Quelques années plus tard, en 2001 et en 2004, ils en ont publié une version à la fois corrigée et augmentée, en langue anglaise et en langue française:

- «L’hirondel, J. and L’hirondel, J.-L. (2001) Nitrate and Man. Toxic, Harmless or Beneficial? CAB International. Wallingford. UK, 168 pp.» [Voir ici]

- «L’hirondel, J. et L’hirondel, J.-L. (2004) Les Nitrates et l’Homme. Toxiques, inoffensifs ou bénéfiques? Institut Scientifique et Technique de l’Environnement. Liffré. France. 256 p» [Voir ici]

En 2010, Léon Guéguen et Gérard Pascal ont rédigé un article fort remarqué: «Guéguen, L. et Pascal, G. (2010) Le point sur la valeur nutritionnelle et sanitaire des aliments issus de l’agriculture biologique. An update on the nutritional and health value of organic foods. Cahiers de nutrition et de diététique 45, 130-143» [Cf. rubrique du 28 mai 2010].
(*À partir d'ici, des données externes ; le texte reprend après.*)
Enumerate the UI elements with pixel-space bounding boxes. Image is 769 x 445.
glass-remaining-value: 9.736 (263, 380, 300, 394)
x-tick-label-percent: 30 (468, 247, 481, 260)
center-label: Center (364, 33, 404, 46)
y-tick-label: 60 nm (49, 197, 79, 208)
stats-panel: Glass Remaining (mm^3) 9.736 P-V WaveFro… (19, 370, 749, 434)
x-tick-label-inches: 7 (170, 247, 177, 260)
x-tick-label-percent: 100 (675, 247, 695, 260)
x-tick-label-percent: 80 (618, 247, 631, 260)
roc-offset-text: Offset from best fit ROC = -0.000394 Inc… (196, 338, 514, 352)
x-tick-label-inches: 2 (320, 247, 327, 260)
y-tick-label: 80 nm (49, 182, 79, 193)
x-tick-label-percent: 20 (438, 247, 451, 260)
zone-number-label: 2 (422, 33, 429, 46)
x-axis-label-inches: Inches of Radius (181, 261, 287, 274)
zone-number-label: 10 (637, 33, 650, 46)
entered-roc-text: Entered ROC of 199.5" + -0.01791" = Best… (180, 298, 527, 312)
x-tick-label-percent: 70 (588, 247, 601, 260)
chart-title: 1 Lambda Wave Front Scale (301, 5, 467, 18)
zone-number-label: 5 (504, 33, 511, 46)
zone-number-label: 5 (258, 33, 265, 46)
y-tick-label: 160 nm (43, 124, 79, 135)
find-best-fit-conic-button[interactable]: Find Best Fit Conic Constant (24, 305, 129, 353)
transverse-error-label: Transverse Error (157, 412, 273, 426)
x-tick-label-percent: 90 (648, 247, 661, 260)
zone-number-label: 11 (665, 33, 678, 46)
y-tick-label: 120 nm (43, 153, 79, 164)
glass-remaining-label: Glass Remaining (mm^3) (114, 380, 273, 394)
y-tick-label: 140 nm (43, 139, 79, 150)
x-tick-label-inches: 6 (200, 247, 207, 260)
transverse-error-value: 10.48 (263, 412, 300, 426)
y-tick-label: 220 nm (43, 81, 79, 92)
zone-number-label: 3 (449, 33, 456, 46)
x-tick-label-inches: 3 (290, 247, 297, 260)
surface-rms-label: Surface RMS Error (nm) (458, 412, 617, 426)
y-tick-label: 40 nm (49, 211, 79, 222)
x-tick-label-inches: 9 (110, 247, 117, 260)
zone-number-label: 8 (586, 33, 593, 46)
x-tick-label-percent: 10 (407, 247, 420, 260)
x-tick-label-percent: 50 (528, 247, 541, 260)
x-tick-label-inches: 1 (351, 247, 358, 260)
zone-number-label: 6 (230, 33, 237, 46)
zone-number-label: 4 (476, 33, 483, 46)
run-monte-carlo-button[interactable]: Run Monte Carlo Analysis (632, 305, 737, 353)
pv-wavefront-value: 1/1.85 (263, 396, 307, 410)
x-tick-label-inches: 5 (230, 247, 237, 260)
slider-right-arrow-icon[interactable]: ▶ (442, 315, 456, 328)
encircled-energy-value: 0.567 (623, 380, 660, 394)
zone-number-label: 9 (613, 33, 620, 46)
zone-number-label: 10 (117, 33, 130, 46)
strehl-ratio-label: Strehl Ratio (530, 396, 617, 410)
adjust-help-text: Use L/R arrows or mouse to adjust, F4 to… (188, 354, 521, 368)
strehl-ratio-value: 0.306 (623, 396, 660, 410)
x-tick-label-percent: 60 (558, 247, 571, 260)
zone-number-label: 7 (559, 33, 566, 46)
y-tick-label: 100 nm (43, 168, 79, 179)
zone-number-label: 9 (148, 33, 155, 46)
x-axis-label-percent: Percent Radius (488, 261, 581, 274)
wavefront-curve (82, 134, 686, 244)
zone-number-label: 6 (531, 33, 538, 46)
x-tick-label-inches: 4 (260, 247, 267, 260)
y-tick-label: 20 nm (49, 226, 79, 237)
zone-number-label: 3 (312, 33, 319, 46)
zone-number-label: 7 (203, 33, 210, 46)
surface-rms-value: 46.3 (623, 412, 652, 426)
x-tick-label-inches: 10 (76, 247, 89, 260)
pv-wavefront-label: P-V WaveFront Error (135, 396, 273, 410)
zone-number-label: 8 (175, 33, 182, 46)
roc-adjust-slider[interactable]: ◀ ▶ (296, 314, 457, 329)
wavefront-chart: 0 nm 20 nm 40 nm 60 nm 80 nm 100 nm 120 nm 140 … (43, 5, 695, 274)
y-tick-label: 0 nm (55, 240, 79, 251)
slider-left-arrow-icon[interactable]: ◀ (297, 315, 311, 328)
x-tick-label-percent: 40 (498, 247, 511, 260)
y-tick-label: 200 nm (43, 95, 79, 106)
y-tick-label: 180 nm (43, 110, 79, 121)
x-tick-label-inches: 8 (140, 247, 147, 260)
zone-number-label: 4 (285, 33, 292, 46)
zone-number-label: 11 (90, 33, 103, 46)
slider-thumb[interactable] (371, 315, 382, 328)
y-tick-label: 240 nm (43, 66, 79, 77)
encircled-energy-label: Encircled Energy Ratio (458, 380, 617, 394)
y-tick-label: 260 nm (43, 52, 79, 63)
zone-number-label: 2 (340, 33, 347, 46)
En employant le verbe «siffloter» dès la première phrase, l’auteur de l’encadré fait preuve d’une certaine désinvolture. Comme on peut aussi le regretter, son opinion donne l’impression d’être préétablie.
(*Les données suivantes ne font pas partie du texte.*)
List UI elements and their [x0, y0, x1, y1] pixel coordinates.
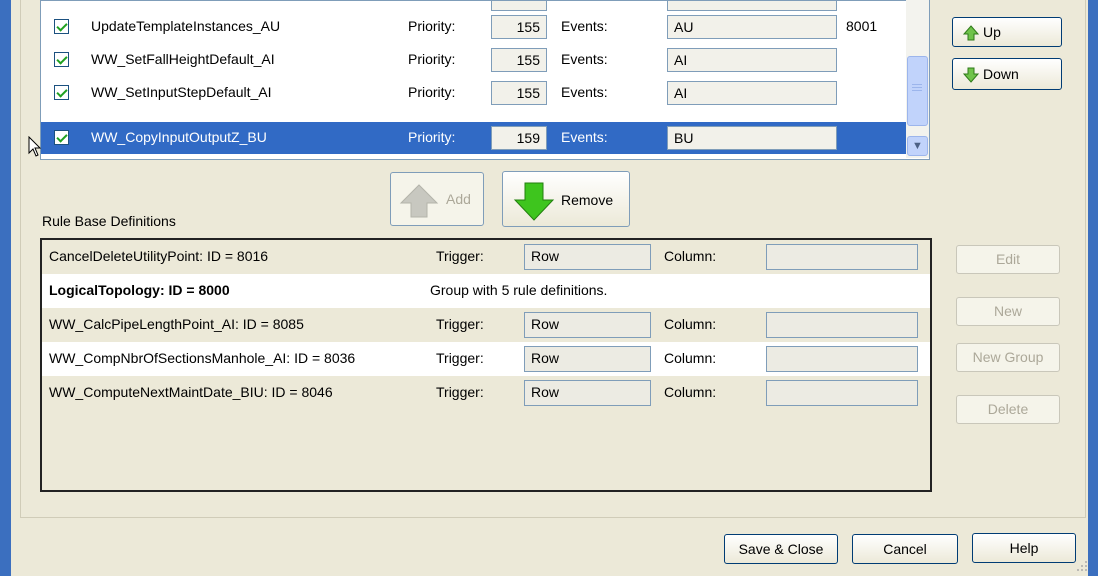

Le dernier tiers de l’encadré cherche à effacer de l’esprit du lecteur les nombreux effets bénéfiques que les deux premiers tiers viennent d’énoncer. Il ne comporte aucun argument scientifique. Il évoque «la plume de 200 chercheurs européens», faisant ainsi appel au procédé que Feinstein avait repéré pour le dénoncer en 1991, la «vote-them down approach» [Cf. rubrique du 21 septembre 2011].

La dernière phrase de l’encadré pourrait, enfin, laisser perplexe un lecteur attentif. Si «dix millions d’Européens boivent une eau trop chargée en nitrates» sans, on le sait, qu’il n’en résulte, jamais et nulle part, aucun retentissement négatif avéré, c’est que les normes ne doivent pas être scientifiquement justifiées. Il serait alors bon de les réviser.